Evan extended his hand. “Evan Nellis.”

“Sarah Janss.” She shook his hand and gestured at the magazine. “Don’t know many men who read Female Issues.”

He returned it to the rack. Found his old game. “There’s an article on beauty makeovers I’ve been dying to read.”

“Oh yeah? You don’t look the makeover type.”

He pointed to his face, covered in mud and grime. “I’m obsessed with pore hygiene.”

She laughed. “I can see that. Mud mask, right?”

“Exactly.”

Gordon cleared his throat in irritation. The banter faded to awkward silence.

“Looks like you guys had a field day, too,” Sarah said. “How was it?”

Evan wanted to relay an embellished story of vertical slopes, Frisbee-sized ticks, veritable jungles of poison oak, but Gordon muscled in. “Kickback day.”

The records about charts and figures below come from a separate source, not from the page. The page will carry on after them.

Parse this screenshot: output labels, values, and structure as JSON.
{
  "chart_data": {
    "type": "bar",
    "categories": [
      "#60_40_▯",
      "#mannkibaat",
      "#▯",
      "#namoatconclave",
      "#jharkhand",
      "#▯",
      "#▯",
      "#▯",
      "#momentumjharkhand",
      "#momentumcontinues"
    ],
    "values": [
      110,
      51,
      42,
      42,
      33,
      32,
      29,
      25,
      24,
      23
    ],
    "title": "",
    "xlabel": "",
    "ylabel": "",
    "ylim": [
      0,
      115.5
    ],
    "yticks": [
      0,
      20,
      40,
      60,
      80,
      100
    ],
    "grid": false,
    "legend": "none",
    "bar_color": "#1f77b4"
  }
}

“Your idea of a kickback day is moving furniture.” She snorted and checked her watch. “Well, I should go. I’ll call you later.” She turned to Evan. Freckles peppered her nose and a small scar engraved her chin. Her full lips parted in an ambiguous smile, as if she’d pegged his substance but hadn’t yet determined its worth. “I’ll see you around.”

“Count on it,” Evan said.

She nodded and walked off.

He looked at Gordon. “What’s with her?”

“We’re...friends.”

“What do you mean, ‘friends’?”

Gordon watched her exit the market, his face blank and distant, hand absently tugging chin. A second passed. Two, three, five. A voice barked over the loudspeaker and broke the moment. Gordon regained his composure and cleared his throat. “None of your goddamned business.”